Sometimes, not being able to remember is as tragic as people, largely informed by movies like Christopher Nolan’s Memento, might expect. Years ago, Emily’s older brother Ryan died. Emily knows this, it’s a fact, but she can’t remember what Ryan’s face looked like, what happened on the day he died, or really almost anything about him. It’s just not there. The only thing that is there is sadness. “I still cry about it sometimes,” Emily says. “I miss my brother, even though he died a long time ago. I don’t know what I miss about him, but I do.

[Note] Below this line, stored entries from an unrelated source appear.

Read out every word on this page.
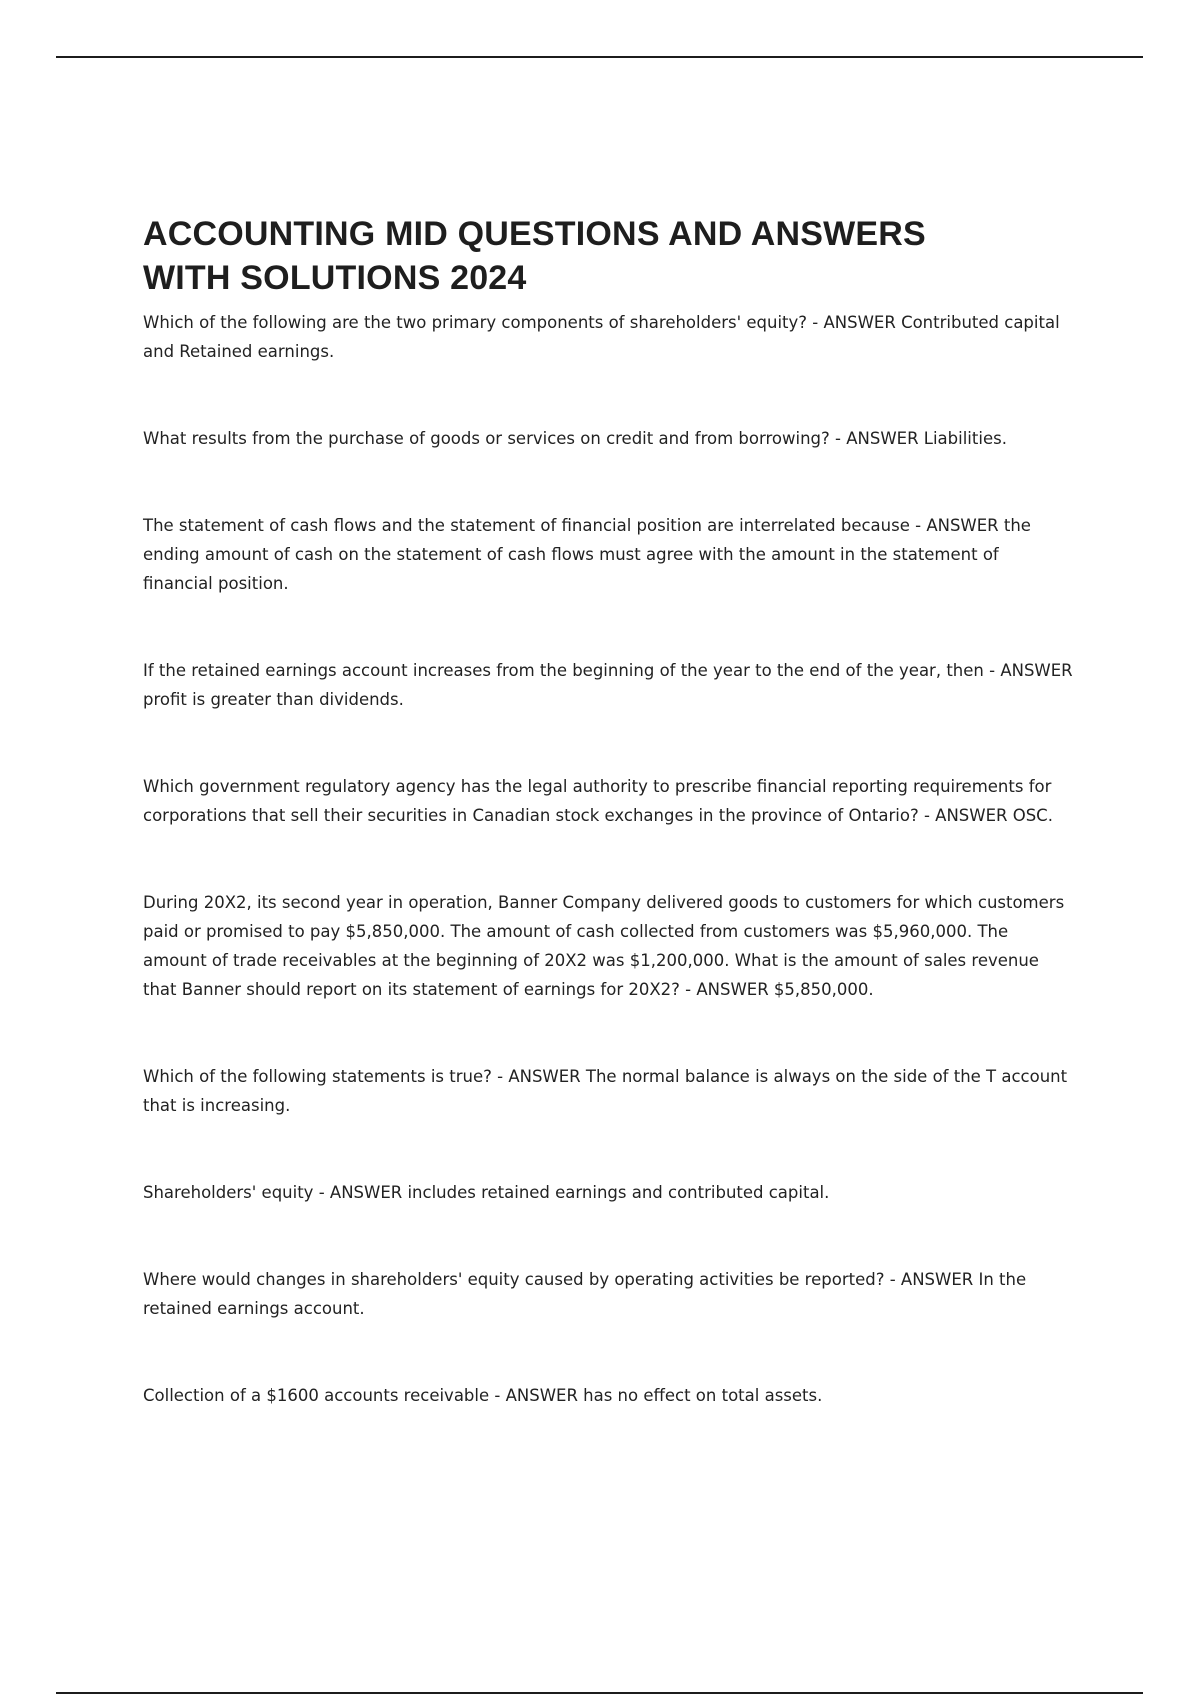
ACCOUNTING MID QUESTIONS AND ANSWERS
WITH SOLUTIONS 2024
Which of the following are the two primary components of shareholders' equity? - ANSWER Contributed capital and Retained earnings.
What results from the purchase of goods or services on credit and from borrowing? - ANSWER Liabilities.
The statement of cash flows and the statement of financial position are interrelated because - ANSWER the ending amount of cash on the statement of cash flows must agree with the amount in the statement of financial position.
If the retained earnings account increases from the beginning of the year to the end of the year, then - ANSWER profit is greater than dividends.
Which government regulatory agency has the legal authority to prescribe financial reporting requirements for corporations that sell their securities in Canadian stock exchanges in the province of Ontario? - ANSWER OSC.
During 20X2, its second year in operation, Banner Company delivered goods to customers for which customers paid or promised to pay $5,850,000. The amount of cash collected from customers was $5,960,000. The amount of trade receivables at the beginning of 20X2 was $1,200,000. What is the amount of sales revenue that Banner should report on its statement of earnings for 20X2? - ANSWER $5,850,000.
Which of the following statements is true? - ANSWER The normal balance is always on the side of the T account that is increasing.
Shareholders' equity - ANSWER includes retained earnings and contributed capital.
Where would changes in shareholders' equity caused by operating activities be reported? - ANSWER In the retained earnings account.
Collection of a $1600 accounts receivable - ANSWER has no effect on total assets.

Trauma is sticky. Those emotions are still stored in my body; my body still recognizes the welling of my heart.”
But there’s also moments of great beauty in constant forgetting. Emily’s husband, Steve, who remembers things in “Technicolor detail,” is someone she says she is “constantly falling in love with” all over again. Because she can’t remember their life together, he lovingly describes it to her in newsletters, meant just for her. Through Steve, Emily is able to experience, again and again, the moments of passion, friendship, silliness, and tenderness that have intertwined them: their first date, their first kiss, the day they moved in together, the day they adopted their cats, and so on. Steve just never gets old for Emily. “Yesterday, he was in the living room, reheating food, while doing a silly dance and some weird voice,” she says. “I just sat there, thinking: he’s awesome, I love him so much. But I know I’m not going to remember this, which makes me enjoy it so much more in the moment. I can’t be nostalgic in the future. I have to be nostalgic for right now.”
I can’t be nostalgic in the future. I have to be nostalgic for right now.
One thing does concern Emily about her future. She and Steve have started talking about adding a baby to their happy household of buttered toast and cats. “We both want to have kids, but what does that mean? I’m going to forget their whole lives.” But ultimately, Emily and Steve don’t think it has to be a deal breaker. Even without a long-term memory, they know that Emily can be a good mother… the same way she is a great wife, a caring lover, a hilarious friend, a talented artist, a dutiful daughter, a respected professional, and more.
“When people first meet me, they’re so aghast that I don’t have a first-person narrative memory,” says Emily. “They think that if it disappeared, they’d disappear with it. But I’m still the same person: I didn’t lose my identity just because I lost my memory.” After all, everyone forgets. Emily just knows better than the rest of us that being good at remembering doesn’t have much to do with the kind of person you ultimately are.